Tiga Hakim Konstitusi Bicara Demokrasi, Hoaks, dan Media Sosial

DENPASAR, HUMAS MKRI – Tiga Hakim Konstitusi yakni Ketua Mahkamah Konstitusi Anwar Usman, Hakim Konstitusi Arief Hidayat, dan Hakim Konstitusi Saldi Isra menjadi menjadi pemantik pada sesi diskusi “Dinamika Negara Hukum Demokratis Pasca Perubahan UUD 1945” dalam Konferensi Nasional Asosiasi Pengajar Hukum Tata Negara dan Hukum Administrasi Negara (APHTN-HAN) pada Kamis (19/5/2022) malam di Denpasar, Bali. Kegiatan yang digelar secara daring dan luring ini terselenggara atas kerja sama MPR RI dengan APHTN-HAN.

Pada kesempatan itu, Ketua MK Anwar Usman menyatakan biaya pemilu legislatif lebih mahal daripada pemilu presiden. "Perlu dipahami, pemilihan presiden dari sebelumnya dipilih MPR menjadi pemilihan langsung, digulirkan saat reformasi lalu dan diakomodir dalam perubahan UUD 1945," kata Anwar.

Menurut Anwar, pemilu presiden merupakan sebagian proses demokrasi. Adapun proses demokrasi lainnya adalah pemilu legislatif, dengan variasi pemilihan yang lebih beragam, karena ada pemilihan anggota DPR, DPD, dan DPRD. Oleh sebab itu, biaya pemilu legislatif menjadi lebih besar dibandingkan pilpres.

Di sisi lain menurut Anwar, biaya demokrasi itu adalah konsekuensi demokrasi yang lazim di berbagai dunia. "Di seluruh dunia pemilu memang sistem berbiaya tinggi karena menjadi hak rakyat yang memutuskan. Riset LIPI beberapa waktu lalu menunjukkan hampir 80 persen menghendaki pilpres tetap langsung," terang Anwar.

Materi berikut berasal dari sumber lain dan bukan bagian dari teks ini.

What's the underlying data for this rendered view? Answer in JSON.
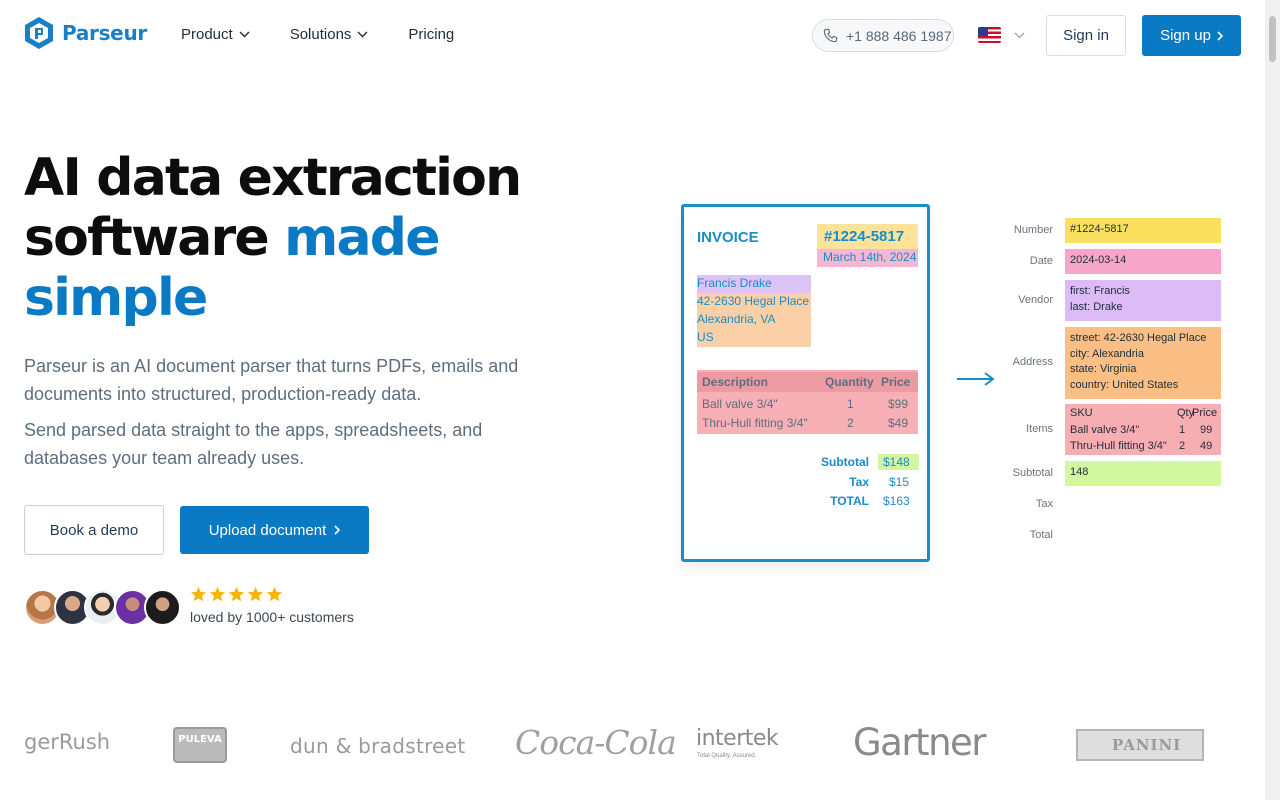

Selain itu, Anwar menyoroti banyaknya hoaks dalam pemilu. Anwar prihatin atas adab politik yang tidak sejalan dengan kultur Timur yang penuh kesantunan.
"Hampir tidak ada satu pun yang tidak terimbas dari sosial media yang begitu masif," ucap Anwar.

 
 

Ancaman Media Sosial

Hakim Konstitusi Arief Hidayat yang juga bertindak sebagai pemantik pada diskusi ini menilai media sosial bisa mengancam keberlangsungan bangsa. Hal itu, kata Arief, bisa terjadi jika media sosial dipenuhi nafsu, ambisi, amarah, dan minus tanggung jawab.

"Menjaga Indonesia dan Pancasila memang tidak mudah. Seiring saat ini dengan perkembangan zaman muncul banyak tantangan. Era sekarang adalah era post truth, fast truth  yang merupakan ujaran-ujaran yang menjadi kebenaran semu," kata Arief Hidayat.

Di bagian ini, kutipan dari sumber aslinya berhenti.